The people's economics, which we here call jubilee economics, is, in fact, quite widely practiced today even though it is not the prevailing economy as defined by the governments and economic powers in the world. Jubilee economics is today, as it has been historically, an economics of resistance to what prevails amid empire and transnational corporate rule. It resists what prevails by actively practicing viable, sustainable, and local life-giving alternatives. Jubilee Economics Ministries encourages all who deeply desire to practice these alternatives. Intentional communities (many of them spiritually oriented), indigenous communities practicing traditional ways, economic cooperatives, and intentional local economies are some of the places to look for a variety of expressions of jubilee economics in contemporary contexts. The practice of jubilee is far wider than most people realize. The practice remains "hidden" from histories, written and taught, because those histories describe the perspectives and practices of the dominating cultures. But there are other histories to be told and lived. People's histories, as Howard Zinn has named them in his well-known People's History of the United States, tell these stories which the powers of the prevailing culture wish we would forget.

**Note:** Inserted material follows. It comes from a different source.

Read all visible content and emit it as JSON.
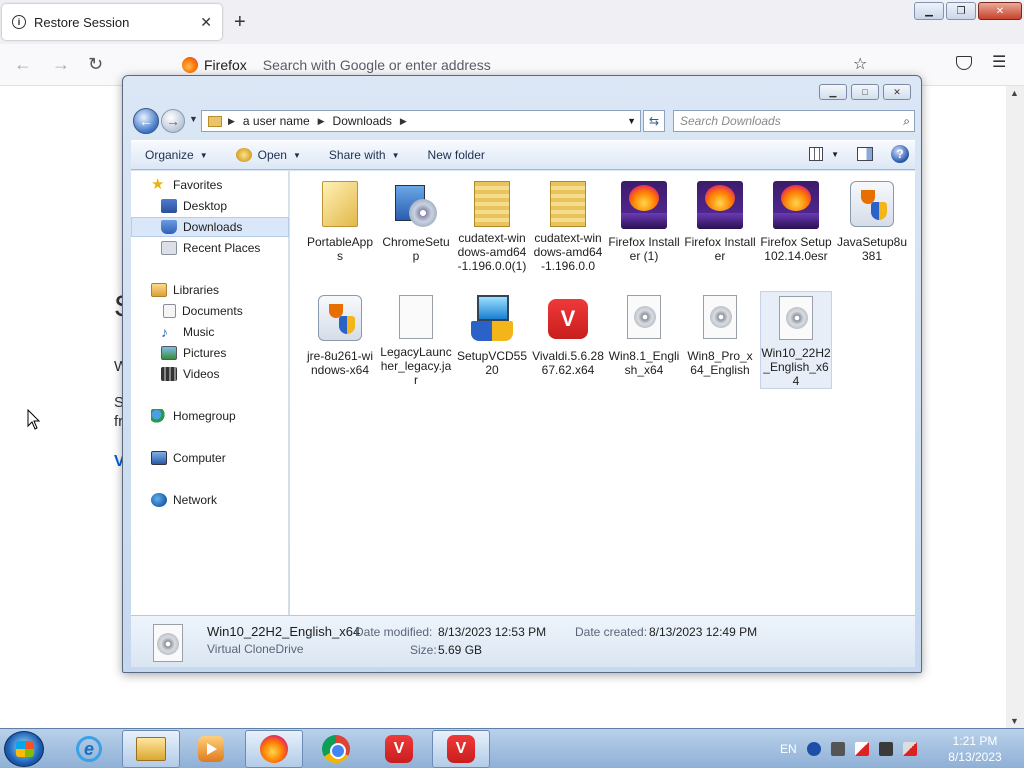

Why is the economics of jubilee not more widely practiced?
People, businesses, and governments commonly seek advantage, power, and control. The framework of jubilee seeks to prevent domination, empire, and control, so it goes against what they are looking for.
In the world of Jubilee Economics:
- All are invited to participate without partiality.
- All are to share in the resources of the earth, and to do so with ecological reverence.
- Power, too, is to be shared and passed around.
- The regular and intermittent redistribution of resources and wealth, so resisted by current neo-liberal economics and other domination economics, is a foundation of jubilee.
- Jubilee levels economic frameworks based on hierarchies of power and accumulation erected by empire and those who wish to dominate.
Jubilee continues, as it always has, in the people's stories and history, being practiced in a variety of expressions.